| Hi Antirez, thanks again for Redis. Despite our few problems with it, it rocks. A few comments: > With fsync everysec, there is the problem that form time to time we need to fsync. Guess what? Even if we fsync in a different thread, write(2) will block anyway Yep, but this could be avoided if a thread was devoted to all I/O incl. write() (and then line-level buffering really would be possible as well). Communication with this thread would be on a thread-safe queue--the main thread would never block on disk I/O, and only two threads would mean mutex contention for the queue lock would be low. This would be one solution, correct? This is a variation of your "two processes + pipe" suggestion. > How to fix that? For now we introduced in Redis 2.2 an option that will not fsync the AOF file while writing IF there is a compaction in progress. Well, we enabled that.. but, we found that it's still a problem in a couple of circumstances: 1. Something other than the AOF recompaction makes the disk busy. Like, say, even a moderate amount of disk activity by another process. 2. Redis's own logging to stdout, if redirected to a file, itself can cause the redis main thread to block if stdout is being flushed onto a busy disk. Basically, if any I/O which may hit a disk (AOF record/flush or even logging) is being done on the single epoll-driven thread redis uses to process incoming requests, the system must make very good guarantees that those I/O calls will not block.
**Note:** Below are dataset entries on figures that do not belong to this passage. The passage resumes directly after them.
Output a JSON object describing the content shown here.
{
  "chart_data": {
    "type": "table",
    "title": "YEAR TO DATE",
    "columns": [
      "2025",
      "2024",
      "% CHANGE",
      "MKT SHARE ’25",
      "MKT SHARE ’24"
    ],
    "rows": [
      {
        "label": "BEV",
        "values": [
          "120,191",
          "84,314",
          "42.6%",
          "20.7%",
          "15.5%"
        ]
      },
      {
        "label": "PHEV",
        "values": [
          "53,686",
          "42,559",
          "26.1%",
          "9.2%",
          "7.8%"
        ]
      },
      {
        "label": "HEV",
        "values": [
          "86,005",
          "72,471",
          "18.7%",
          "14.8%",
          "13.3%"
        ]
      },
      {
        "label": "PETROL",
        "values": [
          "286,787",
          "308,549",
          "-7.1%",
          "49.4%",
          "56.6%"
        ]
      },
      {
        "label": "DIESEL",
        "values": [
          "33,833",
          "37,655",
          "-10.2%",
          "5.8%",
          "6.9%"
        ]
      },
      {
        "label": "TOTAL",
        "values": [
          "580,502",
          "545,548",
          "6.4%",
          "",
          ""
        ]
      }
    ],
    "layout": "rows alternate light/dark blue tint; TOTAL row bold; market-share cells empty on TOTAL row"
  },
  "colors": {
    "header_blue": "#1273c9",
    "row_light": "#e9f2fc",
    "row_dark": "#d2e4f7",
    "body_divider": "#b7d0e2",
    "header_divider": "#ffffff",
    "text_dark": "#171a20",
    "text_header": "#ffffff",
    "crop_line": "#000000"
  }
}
We have found these guarantees practically impossible to make on a very busy master, so we've given on up having the master do AOF work altogether. |
Exactly the logging process can well be a thread for better performances, thanks for the hint!
About the other scenarios where fsync will perform poorly, indeed every other I/O is going to be a problem.
I guess the "all the AOF business in a different thread" is the most sensible approach to follow probably, unless there is an (even Linux specific syscall) that is able to avoid blocking but just to force commit of old data.